Most of those companies are not trying to build the world’s smartest, most socially aware AI. They are figuring out how to bring AI into vertical markets. AIs can do project management, they have many ways to help specific industries, and there’s a huge untapped market out there. AI investment is one of the few bright spots in the economy right now.

In the future, AI could accelerate innovation not because the AI comes up with new innovative stuff (although it might), but because it will enable startups to be functional with a lot less capital. And it will allow people to start companies who have an idea but no clue how to navigate the maze of regulations and requirements for starting a business. It will allow poor people to start companies without having to pay lawyers, accountants, and business consultants. That opens entrepreneurship up to more people on the lower end, which does help to solve at least some social problems.

Real AI, as in something like Data from Star Trek? The big questions from physics are the obvious place to start. How to fit quantum mechanics and general relativity into one theory, what dark matter is, what dark energy is, and that sort of stuff. Even if it (she? he? they?) can’t answer the questions, hopefully it would be able to suggest some new experiments to run to gather the data that would solve those questions.

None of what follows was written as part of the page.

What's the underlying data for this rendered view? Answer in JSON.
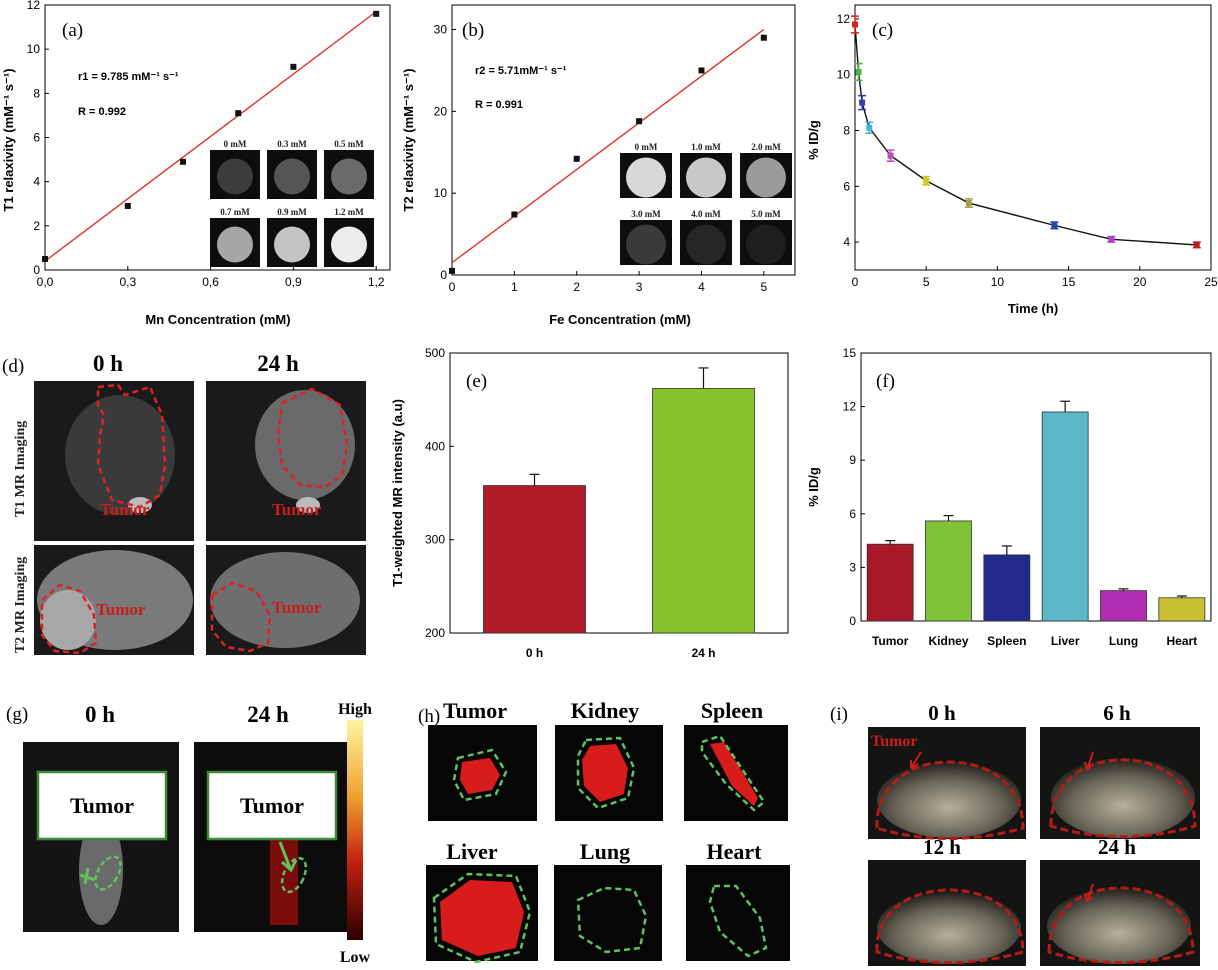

ETA: And practical suggestions on how to set up those experiments should they involve something like building a particle accelerator on the moon or some other type of experiment requiring the building of a mega structure.

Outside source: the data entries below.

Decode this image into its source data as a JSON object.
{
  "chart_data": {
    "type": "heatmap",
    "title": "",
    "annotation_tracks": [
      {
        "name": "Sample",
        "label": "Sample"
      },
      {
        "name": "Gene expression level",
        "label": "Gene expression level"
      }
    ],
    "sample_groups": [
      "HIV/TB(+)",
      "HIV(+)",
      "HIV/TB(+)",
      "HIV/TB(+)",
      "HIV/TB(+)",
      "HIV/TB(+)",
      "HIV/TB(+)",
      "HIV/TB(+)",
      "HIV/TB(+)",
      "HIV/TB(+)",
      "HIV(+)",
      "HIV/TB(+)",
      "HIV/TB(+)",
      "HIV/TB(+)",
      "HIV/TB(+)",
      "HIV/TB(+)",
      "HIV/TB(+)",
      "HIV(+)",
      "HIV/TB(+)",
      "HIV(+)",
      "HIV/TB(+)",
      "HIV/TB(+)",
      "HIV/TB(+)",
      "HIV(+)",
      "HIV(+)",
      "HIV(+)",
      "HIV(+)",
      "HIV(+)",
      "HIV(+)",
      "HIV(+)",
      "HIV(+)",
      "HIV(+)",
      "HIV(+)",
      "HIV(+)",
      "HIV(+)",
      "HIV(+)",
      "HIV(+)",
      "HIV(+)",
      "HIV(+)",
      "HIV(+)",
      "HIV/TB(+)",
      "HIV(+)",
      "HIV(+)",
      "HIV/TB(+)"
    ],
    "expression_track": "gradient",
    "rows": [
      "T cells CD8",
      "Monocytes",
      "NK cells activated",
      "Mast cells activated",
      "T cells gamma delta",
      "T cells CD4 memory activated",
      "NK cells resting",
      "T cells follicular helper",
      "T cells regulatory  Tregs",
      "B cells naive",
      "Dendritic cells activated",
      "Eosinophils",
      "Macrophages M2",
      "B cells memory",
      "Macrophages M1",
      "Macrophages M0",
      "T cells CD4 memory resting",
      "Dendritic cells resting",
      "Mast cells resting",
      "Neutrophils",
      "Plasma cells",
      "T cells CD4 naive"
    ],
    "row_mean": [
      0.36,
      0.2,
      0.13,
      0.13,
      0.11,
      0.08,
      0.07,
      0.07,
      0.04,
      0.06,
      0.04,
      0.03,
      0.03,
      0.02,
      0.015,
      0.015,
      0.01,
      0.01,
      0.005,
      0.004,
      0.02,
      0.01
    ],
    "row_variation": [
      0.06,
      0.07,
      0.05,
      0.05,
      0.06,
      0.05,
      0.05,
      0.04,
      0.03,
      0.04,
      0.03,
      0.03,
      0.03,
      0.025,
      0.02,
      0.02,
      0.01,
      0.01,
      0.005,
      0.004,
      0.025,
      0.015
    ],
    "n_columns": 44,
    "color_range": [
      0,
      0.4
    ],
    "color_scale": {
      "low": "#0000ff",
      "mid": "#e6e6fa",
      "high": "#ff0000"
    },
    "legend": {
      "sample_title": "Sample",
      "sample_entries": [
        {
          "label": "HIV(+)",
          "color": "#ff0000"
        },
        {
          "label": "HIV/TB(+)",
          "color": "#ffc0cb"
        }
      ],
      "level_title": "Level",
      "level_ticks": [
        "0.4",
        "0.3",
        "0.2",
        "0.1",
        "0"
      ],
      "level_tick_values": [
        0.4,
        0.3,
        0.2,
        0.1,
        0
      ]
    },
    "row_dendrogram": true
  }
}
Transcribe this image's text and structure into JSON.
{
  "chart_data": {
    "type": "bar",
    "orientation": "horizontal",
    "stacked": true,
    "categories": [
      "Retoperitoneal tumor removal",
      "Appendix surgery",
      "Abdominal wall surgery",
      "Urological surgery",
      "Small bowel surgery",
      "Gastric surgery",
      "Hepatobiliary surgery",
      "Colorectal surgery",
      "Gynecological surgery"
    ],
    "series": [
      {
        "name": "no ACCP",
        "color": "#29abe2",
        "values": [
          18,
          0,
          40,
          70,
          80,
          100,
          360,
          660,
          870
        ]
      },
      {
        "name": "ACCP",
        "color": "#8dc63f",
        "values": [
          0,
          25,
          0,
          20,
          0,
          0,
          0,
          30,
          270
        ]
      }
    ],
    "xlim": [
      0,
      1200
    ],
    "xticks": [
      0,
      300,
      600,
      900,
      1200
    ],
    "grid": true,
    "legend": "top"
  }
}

ETA 2: And if it it can’t answer those questions, the capacity for self reflection on why it can’t. In other words, it would be able to tell us “I’m not smart enough to figure this out.” vs. “This can’t be figured out, no matter how much problem solving ability you apply to the problem.”

I disagree with this view. Self-awareness is not determined by the “mirror test” – that is a matter of perception combined with cognition. Self-awareness is “I exist and I desire continued existence,” which is common to even lifeforms that lack a spinal chord (it has, arguably, been observed in plants).
       An artificial intelligence could realistically acquire at least the outward appearance of qualia with just a few fairly straightforward subroutines, and we, as observers, would not be able to definitively gainsay it (I cannot be 100% sure about you). And our perceptual singularity is not even established to be an actual participant in cognition or decision making – it might be a worthwhile experiment to play with the awareness processes to find out whether a participant awareness looks different from us.

One issue that has been touched on here is bias. Training tends to implant our own social biases into the thinky-thing. How would we cope with that issue? I would imagine that the ideal strategy would be to add a layer of awareness, a sort of de-ethnocentricism co-process that would advise the core process that it is being bigoty. It might not be all that hard to effect.
       The difficult part is the emotional component to reasoning. People who lack empathy for others are called sociopaths (a condition that seems to be prevalent in contemporary CEOs) or psychopaths. On this basis, one would have to assume that artificial intelligence should take an advisory role: we should never treat its output as gospel but should sieve it through the human filter (unless, of course, we want to live as utter utilitarian automata).